The result of all this mindless eating is apparent from our collective waistline. The average American gains a pound a year between ages 25 and 60 — often without noticing how it happened — precisely because of mindless eating. But there’s no need to fear self-sabotage. Learn how to use your environment to your advantage and mindlessly lose weight instead of accidentally packing on the pounds:

1. Switch up where and when you eat.

As noted in the popcorn experiment, eating is a lot more about context than hunger, so changes to the time and place you eat actually impact the amount of food you eat. For example, people who were given the stale popcorn in a meeting room and asked to watch different videos noticed the terrible popcorn immediately — and stopped eating it. So if you normally eat lunch at your desk, eat it in the break room. Or if you eat breakfast on the go, wake up earlier, and try eating at the table.

2. Use smaller plates.

According to Wansink’s work, the container we put our food into impacts how much of it we eat.
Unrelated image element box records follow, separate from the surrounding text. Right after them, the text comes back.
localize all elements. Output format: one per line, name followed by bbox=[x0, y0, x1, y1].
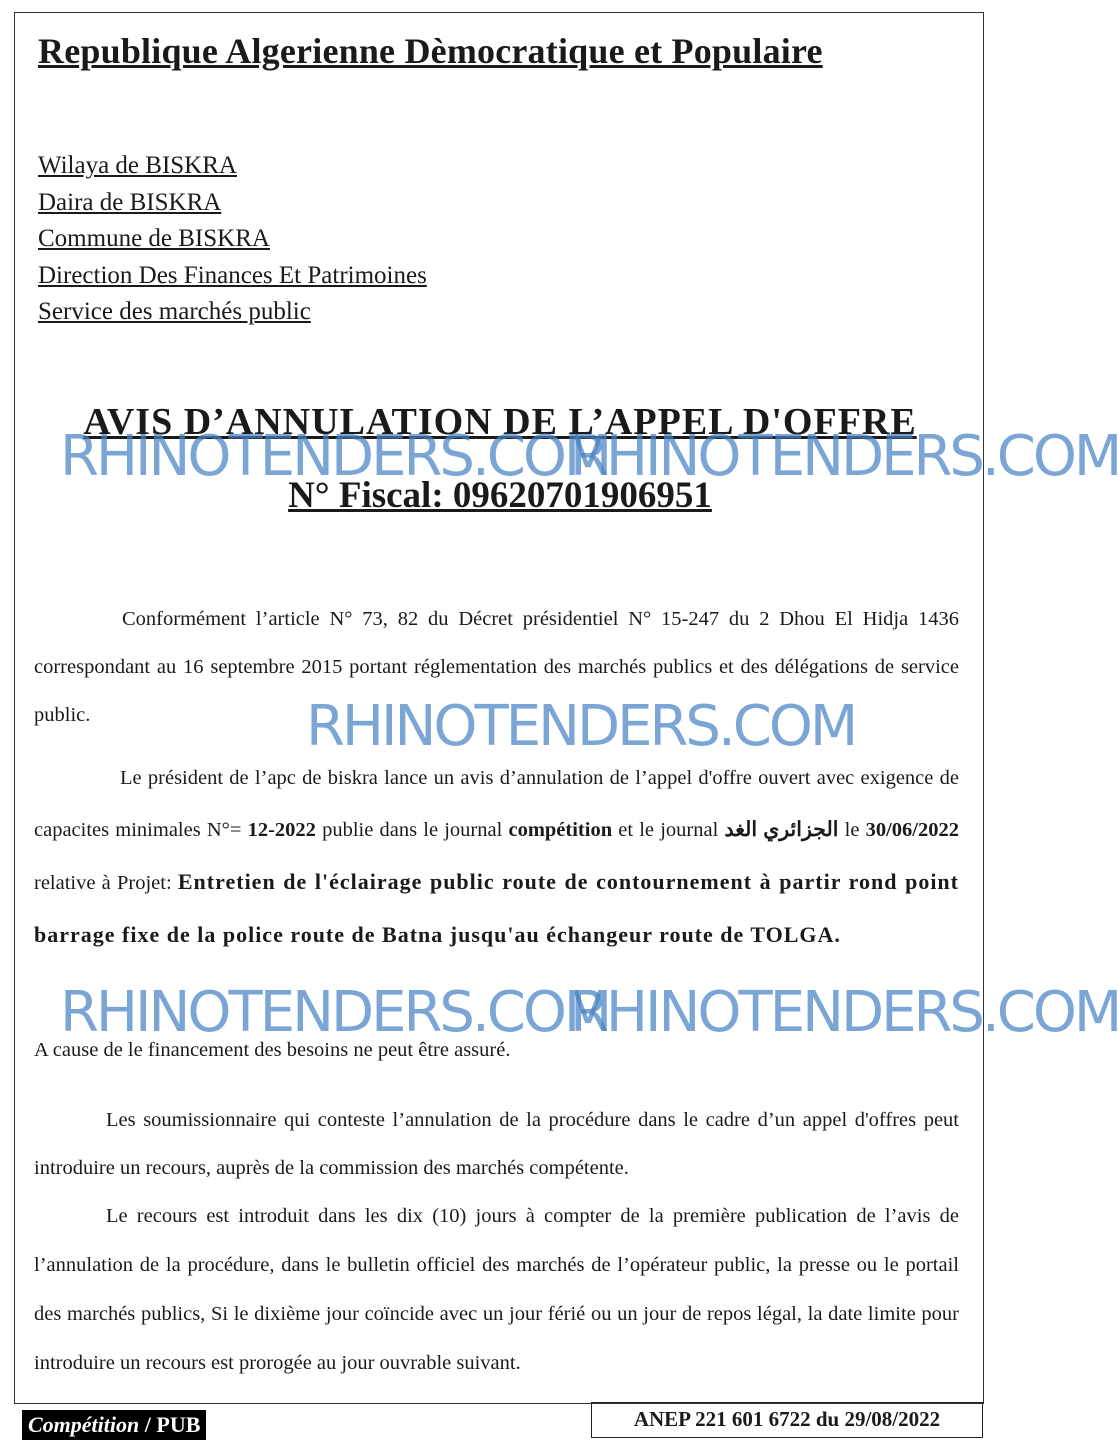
cancellation-text-5: relative à Projet: bbox=[34, 872, 178, 894]
publication-separator: / bbox=[139, 1412, 157, 1437]
cancellation-text-1: Le président de l’apc de biskra lance un avis d’annulation de l’appel d'offre ouvert avec exigence de capacites minimales N°= bbox=[34, 767, 959, 841]
journal-competition: compétition bbox=[508, 819, 613, 841]
wilaya-line: Wilaya de BISKRA bbox=[38, 152, 237, 179]
paragraph-appeal: Le recours est introduit dans les dix (10) jours à compter de la première publication de l’avis de l’annulation de la procédure, dans le bulletin officiel des marchés de l’opérateur public, la presse ou le portail des marchés publics, Si le dixième jour coïncide avec un jour férié ou un jour de repos légal, la date limite pour introduire un recours est prorogée au jour ouvrable suivant. bbox=[34, 1205, 959, 1374]
cancellation-text-2: publie dans le journal bbox=[315, 819, 509, 841]
watermark-2: RHINOTENDERS.COM bbox=[570, 424, 1119, 489]
watermark-5: RHINOTENDERS.COM bbox=[570, 980, 1119, 1045]
publication-date: 30/06/2022 bbox=[865, 819, 959, 841]
service-line: Service des marchés public bbox=[38, 298, 311, 325]
watermark-1: RHINOTENDERS.COM bbox=[60, 424, 610, 489]
journal-arabic: الجزائري الغد bbox=[724, 819, 839, 841]
cancellation-text-3: et le journal bbox=[612, 819, 725, 841]
paragraph-contest: Les soumissionnaire qui conteste l’annulation de la procédure dans le cadre d’un appel d'offres peut introduire un recours, auprès de la commission des marchés compétente. bbox=[34, 1109, 959, 1179]
commune-line: Commune de BISKRA bbox=[38, 225, 270, 252]
cancellation-text-4: le bbox=[838, 819, 866, 841]
publication-badge bbox=[22, 1410, 206, 1440]
project-title: Entretien de l'éclairage public route de contournement à partir rond point barrage fixe de la police route de Batna jusqu'au échangeur route de TOLGA. bbox=[34, 869, 959, 947]
administration-block bbox=[38, 148, 427, 331]
direction-line: Direction Des Finances Et Patrimoines bbox=[38, 261, 427, 289]
fiscal-number: N° Fiscal: 09620701906951 bbox=[288, 475, 712, 516]
notice-title: AVIS D’ANNULATION DE L’APPEL D'OFFRE bbox=[83, 401, 917, 443]
watermark-3: RHINOTENDERS.COM bbox=[306, 694, 856, 759]
pub-label: PUB bbox=[156, 1412, 201, 1437]
daira-line: Daira de BISKRA bbox=[38, 188, 222, 216]
tender-number: 12-2022 bbox=[247, 819, 316, 841]
anep-reference: ANEP 221 601 6722 du 29/08/2022 bbox=[591, 1402, 983, 1438]
watermark-4: RHINOTENDERS.COM bbox=[60, 980, 610, 1045]
publication-name: Compétition bbox=[28, 1412, 140, 1437]
paragraph-legal-basis: Conformément l’article N° 73, 82 du Décret présidentiel N° 15-247 du 2 Dhou El Hidja 1436 correspondant au 16 septembre 2015 portant réglementation des marchés publics et des délégations de service public. bbox=[34, 608, 959, 726]
paragraph-reason: A cause de le financement des besoins ne peut être assuré. bbox=[34, 1039, 511, 1061]
paragraph-cancellation bbox=[34, 752, 959, 962]
republic-heading: Republique Algerienne Dèmocratique et Populaire bbox=[38, 31, 823, 71]
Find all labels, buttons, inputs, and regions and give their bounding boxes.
Using smaller plates can reduce the amount we eat by 31% without us even noticing. And that holds true even if we go back for seconds and thirds! The very fact that we have to think about it reduces the amount we eat even more.

3. Keep food at arm’s length at parties.

“Party binging,” as Wansink calls it, is when people eat thousands of extra calories without noticing. I advise my clients to get scientific at parties, and it can work for you, too. Get out a tape measure, and measure the length of your arm. Now make sure that you hang out and socialize at least that far away from the bar or the food table at your next party. Seriously, not being physically near the food will keep it from mindlessly jumping into your face. You can still enjoy food, drinks and the party, but keeping your distance ensures that you are choosing to enjoy it instead of eating on autopilot — without noticing or enjoying any of the extra calories.